Sementara ibu mertua ku dengan malas duduk dihadapan kami.
" Nay, tabungan Mahadewa tidak cukup untuk membayar nyonya Iskandar. Kamu tambahin dulu,nanti kalau Sangmin sudah membayar pembelian cottage, Mama balikin uang kamu." Paul yang sedang menyantap sarapannya mendongak.
" Mom,ini sudah cukup untuk nyonya Iskandar." Jawab Paul.
" Ga cukup Ul, total yang disetorkan nyonya Iskandar itu seratus dua puluh milyar. Dan yang Tante setorkan ke broker itu hanya tujuh puluh lima milyar. Sisa nya Tante pakai." Ujar Fensya yang ikut bergabung untuk sarapan.
" Mama pakai untuk apa uangnya..?" Tanya Paul dengan wajah terkejut.
Bukan ibu mertuaku yang menjawab, tapi Fensya kembali menjawab.
" Tante ikut arisan berlian." Ucapnya.
" Ya sudah jual saja berlian nya..." Ucapku spontan.
Ibu mertuaku melotot saat mendengar ucapan ku
" Enak saja..." Jawab ibu mertuaku.
" Iya Tante aneh deh, aku saja bela belain aku lelang koleksi tas dan sepatuku. Tante ga mau koleksinya dilelang. Itu bisa nutupin padahal." Ujar Fensya.
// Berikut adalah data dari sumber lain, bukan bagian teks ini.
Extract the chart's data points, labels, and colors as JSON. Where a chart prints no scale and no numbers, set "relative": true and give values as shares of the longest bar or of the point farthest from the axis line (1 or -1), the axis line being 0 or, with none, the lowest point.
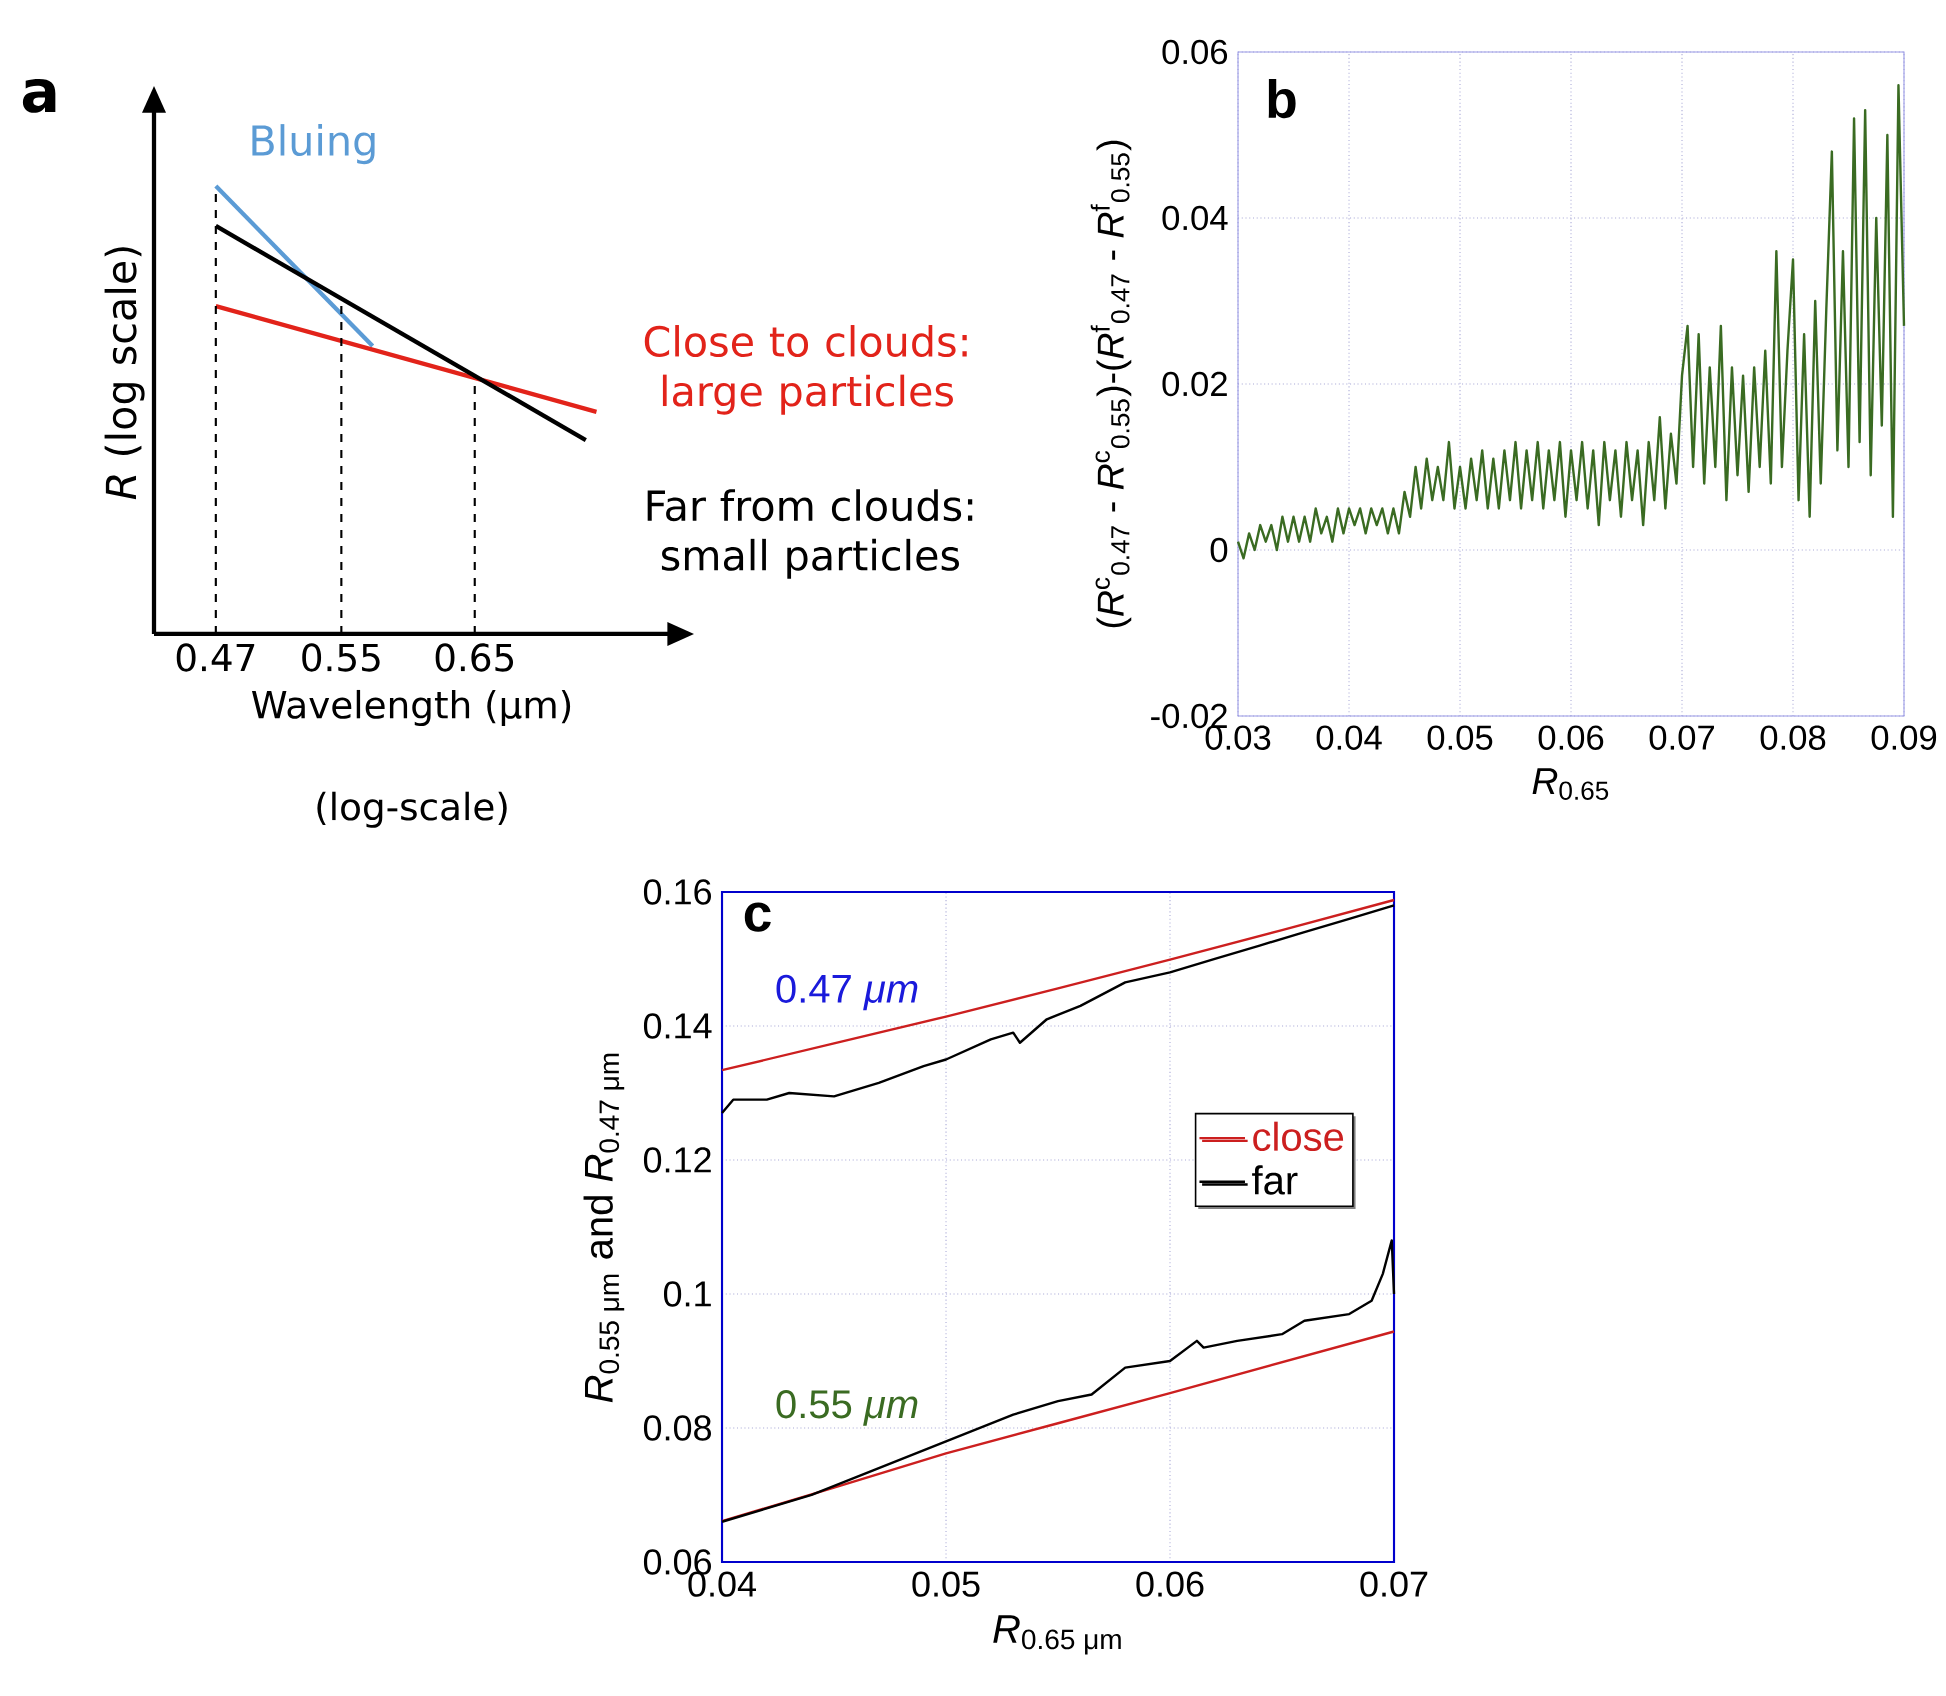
{
  "chart_data": [
    {
      "type": "line",
      "title": "a",
      "xlabel": "Wavelength (μm)",
      "annotations": [
        "(log-scale)"
      ],
      "ylabel": "*R* (log scale)",
      "relative": true,
      "log": "x",
      "legend": false,
      "xlim": [
        0.435,
        0.83
      ],
      "xticks": [
        0.47,
        0.55,
        0.65
      ],
      "ref_lines": [
        {
          "axis": "x",
          "value": 0.47,
          "line_style": "dashed"
        },
        {
          "axis": "x",
          "value": 0.55,
          "line_style": "dashed"
        },
        {
          "axis": "x",
          "value": 0.65,
          "line_style": "dashed"
        }
      ],
      "series": [
        {
          "name": "Bluing",
          "color": "#5b9bd5",
          "x": [
            0.47,
            0.572
          ],
          "values": [
            1,
            0.643
          ]
        },
        {
          "name": "Close to clouds: large particles",
          "color": "#e2231a",
          "x": [
            0.47,
            0.757
          ],
          "values": [
            0.732,
            0.496
          ]
        },
        {
          "name": "Far from clouds: small particles",
          "color": "#000000",
          "x": [
            0.47,
            0.747
          ],
          "values": [
            0.911,
            0.433
          ]
        }
      ]
    },
    {
      "type": "line",
      "title": "b",
      "xlabel": "*R*$_{0.65}$",
      "ylabel": "(*R*$^{c}$$_{0.47}$ - *R*$^{c}$$_{0.55}$)-(*R*$^{f}$$_{0.47}$ - *R*$^{f}$$_{0.55}$)",
      "grid": true,
      "xlim": [
        0.03,
        0.09
      ],
      "xticks": [
        0.03,
        0.04,
        0.05,
        0.06,
        0.07,
        0.08,
        0.09
      ],
      "ylim": [
        -0.02,
        0.06
      ],
      "yticks": [
        -0.02,
        0,
        0.02,
        0.04,
        0.06
      ],
      "x": [
        0.03,
        0.0305,
        0.031,
        0.0315,
        0.032,
        0.0325,
        0.033,
        0.0335,
        0.034,
        0.0345,
        0.035,
        0.0355,
        0.036,
        0.0365,
        0.037,
        0.0375,
        0.038,
        0.0385,
        0.039,
        0.0395,
        0.04,
        0.0405,
        0.041,
        0.0415,
        0.042,
        0.0425,
        0.043,
        0.0435,
        0.044,
        0.0445,
        0.045,
        0.0455,
        0.046,
        0.0465,
        0.047,
        0.0475,
        0.048,
        0.0485,
        0.049,
        0.0495,
        0.05,
        0.0505,
        0.051,
        0.0515,
        0.052,
        0.0525,
        0.053,
        0.0535,
        0.054,
        0.0545,
        0.055,
        0.0555,
        0.056,
        0.0565,
        0.057,
        0.0575,
        0.058,
        0.0585,
        0.059,
        0.0595,
        0.06,
        0.0605,
        0.061,
        0.0615,
        0.062,
        0.0625,
        0.063,
        0.0635,
        0.064,
        0.0645,
        0.065,
        0.0655,
        0.066,
        0.0665,
        0.067,
        0.0675,
        0.068,
        0.0685,
        0.069,
        0.0695,
        0.07,
        0.0705,
        0.071,
        0.0715,
        0.072,
        0.0725,
        0.073,
        0.0735,
        0.074,
        0.0745,
        0.075,
        0.0755,
        0.076,
        0.0765,
        0.077,
        0.0775,
        0.078,
        0.0785,
        0.079,
        0.0795,
        0.08,
        0.0805,
        0.081,
        0.0815,
        0.082,
        0.0825,
        0.083,
        0.0835,
        0.084,
        0.0845,
        0.085,
        0.0855,
        0.086,
        0.0865,
        0.087,
        0.0875,
        0.088,
        0.0885,
        0.089,
        0.0895,
        0.09
      ],
      "series": [
        {
          "color": "#3a6b22",
          "values": [
            0.001,
            -0.001,
            0.002,
            0.0,
            0.003,
            0.001,
            0.003,
            0.0,
            0.004,
            0.001,
            0.004,
            0.001,
            0.004,
            0.001,
            0.005,
            0.002,
            0.004,
            0.001,
            0.005,
            0.002,
            0.005,
            0.003,
            0.005,
            0.002,
            0.005,
            0.003,
            0.005,
            0.002,
            0.005,
            0.002,
            0.007,
            0.004,
            0.01,
            0.005,
            0.011,
            0.006,
            0.01,
            0.006,
            0.013,
            0.005,
            0.01,
            0.005,
            0.011,
            0.006,
            0.012,
            0.005,
            0.011,
            0.005,
            0.012,
            0.006,
            0.013,
            0.005,
            0.012,
            0.006,
            0.013,
            0.005,
            0.012,
            0.006,
            0.013,
            0.004,
            0.012,
            0.006,
            0.013,
            0.005,
            0.012,
            0.003,
            0.013,
            0.006,
            0.012,
            0.004,
            0.013,
            0.006,
            0.012,
            0.003,
            0.013,
            0.006,
            0.016,
            0.005,
            0.014,
            0.008,
            0.021,
            0.027,
            0.01,
            0.026,
            0.008,
            0.022,
            0.01,
            0.027,
            0.006,
            0.022,
            0.009,
            0.021,
            0.007,
            0.022,
            0.01,
            0.024,
            0.008,
            0.036,
            0.01,
            0.024,
            0.035,
            0.006,
            0.026,
            0.004,
            0.03,
            0.008,
            0.029,
            0.048,
            0.012,
            0.036,
            0.01,
            0.052,
            0.013,
            0.053,
            0.009,
            0.04,
            0.015,
            0.05,
            0.004,
            0.056,
            0.027
          ]
        }
      ]
    },
    {
      "type": "line",
      "title": "c",
      "xlabel": "*R*$_{0.65 μm}$",
      "ylabel": "*R*$_{0.55 μm}$ and *R*$_{0.47 μm}$",
      "grid": true,
      "legend": "right",
      "xlim": [
        0.04,
        0.07
      ],
      "xticks": [
        0.04,
        0.05,
        0.06,
        0.07
      ],
      "ylim": [
        0.06,
        0.16
      ],
      "yticks": [
        0.06,
        0.08,
        0.1,
        0.12,
        0.14,
        0.16
      ],
      "annotations": [
        "0.47 *μm*",
        "0.55 *μm*"
      ],
      "series": [
        {
          "name": "close",
          "color": "#cc1f1f",
          "x": [
            0.04,
            0.045,
            0.05,
            0.055,
            0.06,
            0.065,
            0.07
          ],
          "values": [
            0.1334,
            0.1374,
            0.1414,
            0.1456,
            0.1499,
            0.1543,
            0.1588
          ]
        },
        {
          "name": "far",
          "color": "#000000",
          "x": [
            0.04,
            0.0405,
            0.042,
            0.043,
            0.045,
            0.047,
            0.049,
            0.05,
            0.052,
            0.053,
            0.0533,
            0.0545,
            0.056,
            0.058,
            0.06,
            0.062,
            0.064,
            0.066,
            0.068,
            0.07
          ],
          "values": [
            0.127,
            0.129,
            0.129,
            0.13,
            0.1295,
            0.1315,
            0.134,
            0.135,
            0.138,
            0.139,
            0.1375,
            0.141,
            0.143,
            0.1465,
            0.148,
            0.15,
            0.152,
            0.154,
            0.156,
            0.158
          ]
        },
        {
          "color": "#cc1f1f",
          "x": [
            0.04,
            0.045,
            0.05,
            0.055,
            0.06,
            0.065,
            0.07
          ],
          "values": [
            0.0661,
            0.0711,
            0.0762,
            0.0807,
            0.0852,
            0.0898,
            0.0944
          ]
        },
        {
          "color": "#000000",
          "x": [
            0.04,
            0.044,
            0.047,
            0.05,
            0.053,
            0.055,
            0.0565,
            0.058,
            0.06,
            0.0612,
            0.0615,
            0.063,
            0.065,
            0.066,
            0.068,
            0.069,
            0.0695,
            0.0699,
            0.07
          ],
          "values": [
            0.066,
            0.07,
            0.074,
            0.078,
            0.082,
            0.084,
            0.085,
            0.089,
            0.09,
            0.093,
            0.092,
            0.093,
            0.094,
            0.096,
            0.097,
            0.099,
            0.103,
            0.108,
            0.1
          ]
        }
      ]
    }
  ]
}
Paul meletakan sumpit nya.
" Mam, sebaiknya jual koleksi perhiasan mommy dan barang branded lainya. Lagipula untuk apa sih hanya tunggu lemari dan kamar saja. Kan lebih cepat itu dijual." Ujar Paul.
Aku melirik jam dinding.
" Aku berangkat kerja dulu." Pamitku lalu berniat menyalami Paul.
Paul menatapku.
" Aku siang ini ke Fukuoka. Sepertinya besok aku baru pulang." Ucap nya.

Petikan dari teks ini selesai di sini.